Sloan shrugged irritably. “It crept up on me. I didn’t realize it, that’s all. It’s no big deal.”
“You’re in the hospital, but it’s no big deal. I see.”
“I lost consciousness for a few seconds,” Sloan said, sneering at the absurdity of it. “They put you in the hospital for that these days—for observation. People overreact.”
“You weren’t supposed to be running all over creation,” John accused. “You were supposed to be recuperating.”
“I felt fine. I felt great.” It was the truth. He’d jogged the day before—five miles, like the old days. His body had sung like a finely tuned string. He’d felt like himself again.
But then he’d gone back to his apartment, and his aunt had called, and she, who for years had manipulated his emotions, had wept and begged.
Now he put his hand to his forehead, which was still hot. Remembering Trina made his temples throb again. He squeezed his eyes shut against this energetic new onslaught of pain.
“So you took off for Austin,” John said suspiciously. “And you went to see—to confront—the daughter of the woman I love. May I ask why?”

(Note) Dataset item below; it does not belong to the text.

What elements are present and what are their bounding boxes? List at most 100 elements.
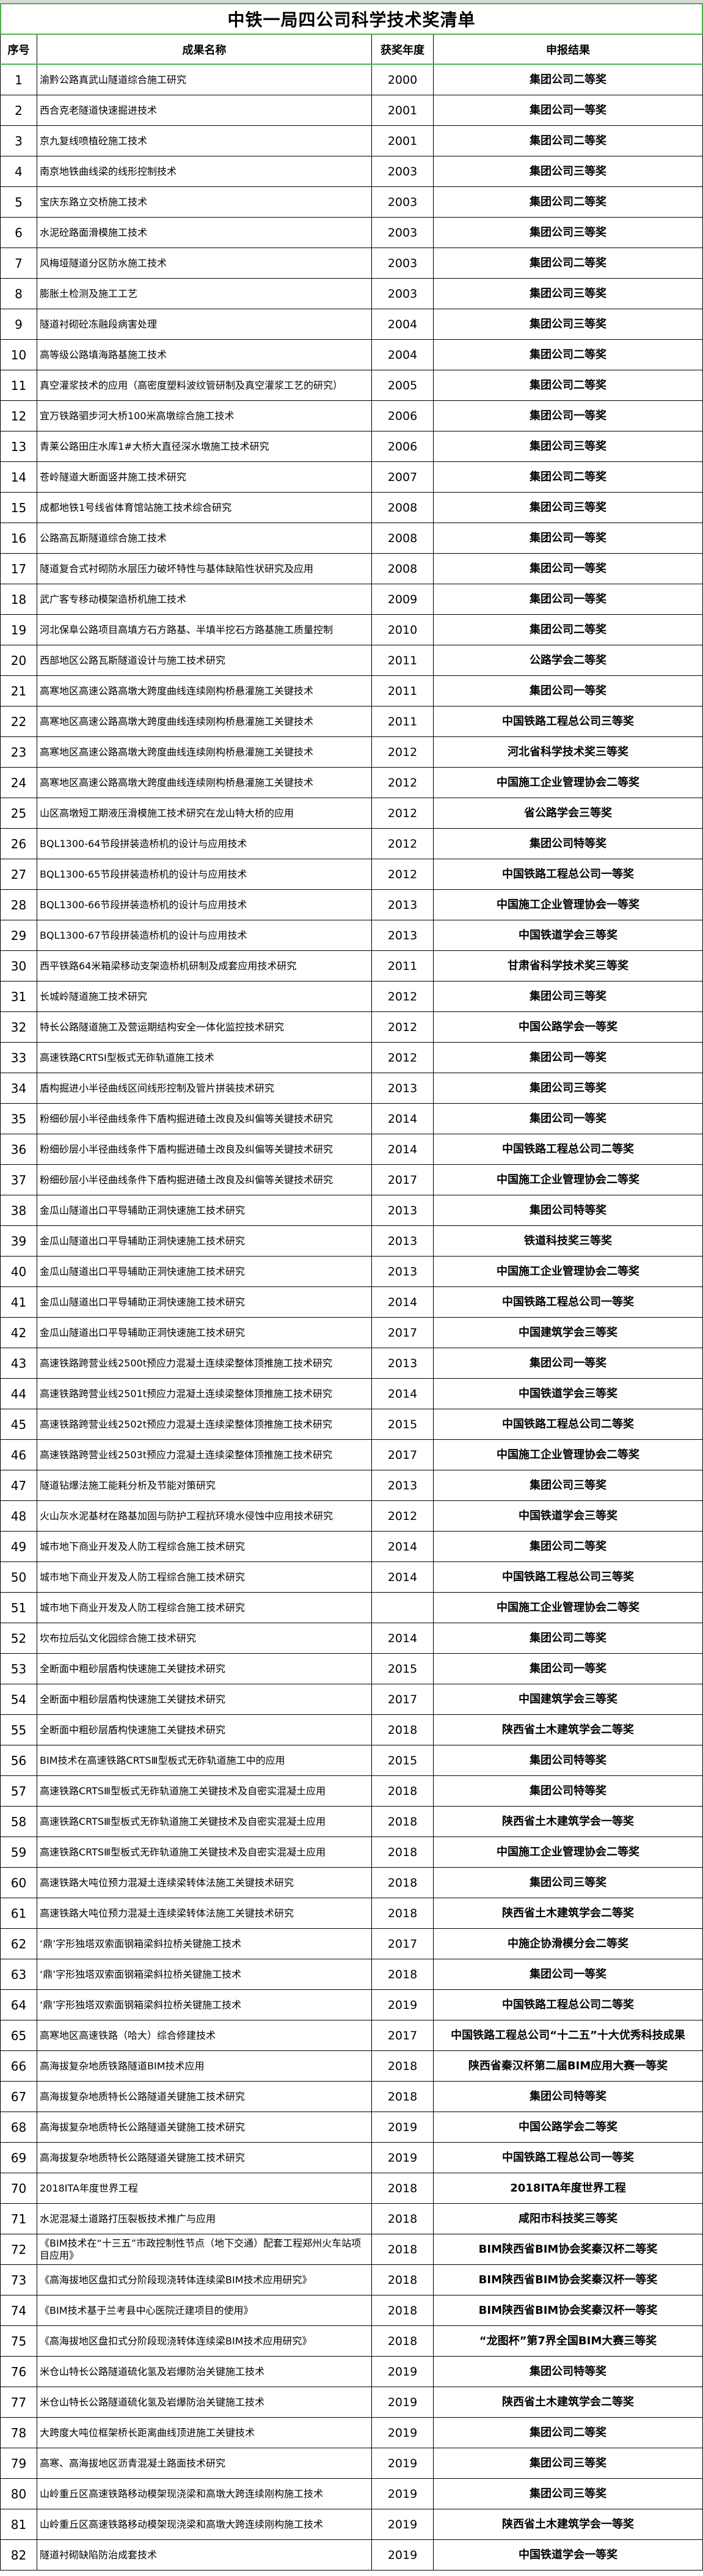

It seemed like a good idea at the time, Sloan thought, his head aching harder. “I was passing through,” he lied. “I thought it might be good to meet.”
“Ha,” snorted John. “Why? Because Trina’s ‘worried’? She put you up to this, didn’t she? Her and her goddamn emotional blackmail.”
Sloan massaged his eyebrows. The old man was plenty sharp in his way. Yes, Sloan had come to Austin half to placate Trina, half to appease his own demons. Trina had helped create those demons, and for years she had nurtured them.
He’d been a fool to come here. But she’d pleaded, and her pleading worked partly because he owed her. So, for that matter, did his father. Promises had been made. An honorable man kept them.
“Olivia’s a wonderful person,” John said. “Trina’s jealous, it’s that simple.”
“Dad,” he said wearily, “why’d you even tell her about this woman?”
“Because it’s the truth,” John shot back. “Hell’s bells. I get sick of pussyfooting around with Trina. She’s fifty-eight years old. Every time something doesn’t go her way, she pulls her martyr act. Think about it, boy.”
I can’t. A mosquito just pinned me, two falls out of three. Sloan touched his aching head. Lord, he was too tired to think anything, let alone of the complexities that Trina had created in his life—and in everyone else’s. Someday when he was old and gray, he would hobble off to a hermitage and meditate until he figured it out. In the meantime, he simply wanted his head to stop thudding.
“Trina asked me straight out if I was seeing a woman,” John said defensively. “I don’t know how she knows these things. Maybe she has flying monkeys that report to her, I don’t know. But I thought, Why should I lie? I told her the truth. She kept asking. I kept telling. Until she said, ‘God have mercy on your deluded soul’ and hung up on me. Me—her own brother. Her own flesh and blood.”
“Um,” Sloan said, massaging his brows again. “So when I called, you hung up on me. Your own flesh and blood. Why? Payback time?”
“Hell, you said you’d just talked to her. I knew she put you up to it. I refuse to play her games anymore. If you were smart, you wouldn’t let her catch you up in these things.”
Sloan grimaced. His father was right; he shouldn’t have let Trina pull his strings. If he’d been well, it never would have happened. Yet, for all her carrying on, Trina had a point. John should not plunge into another marriage. He had bad luck picking women.
His father’s tone changed to one of concern. “I told you we’d talk when everybody was calmer. That time is probably not now. You sound worn out. I’ll call again—later.”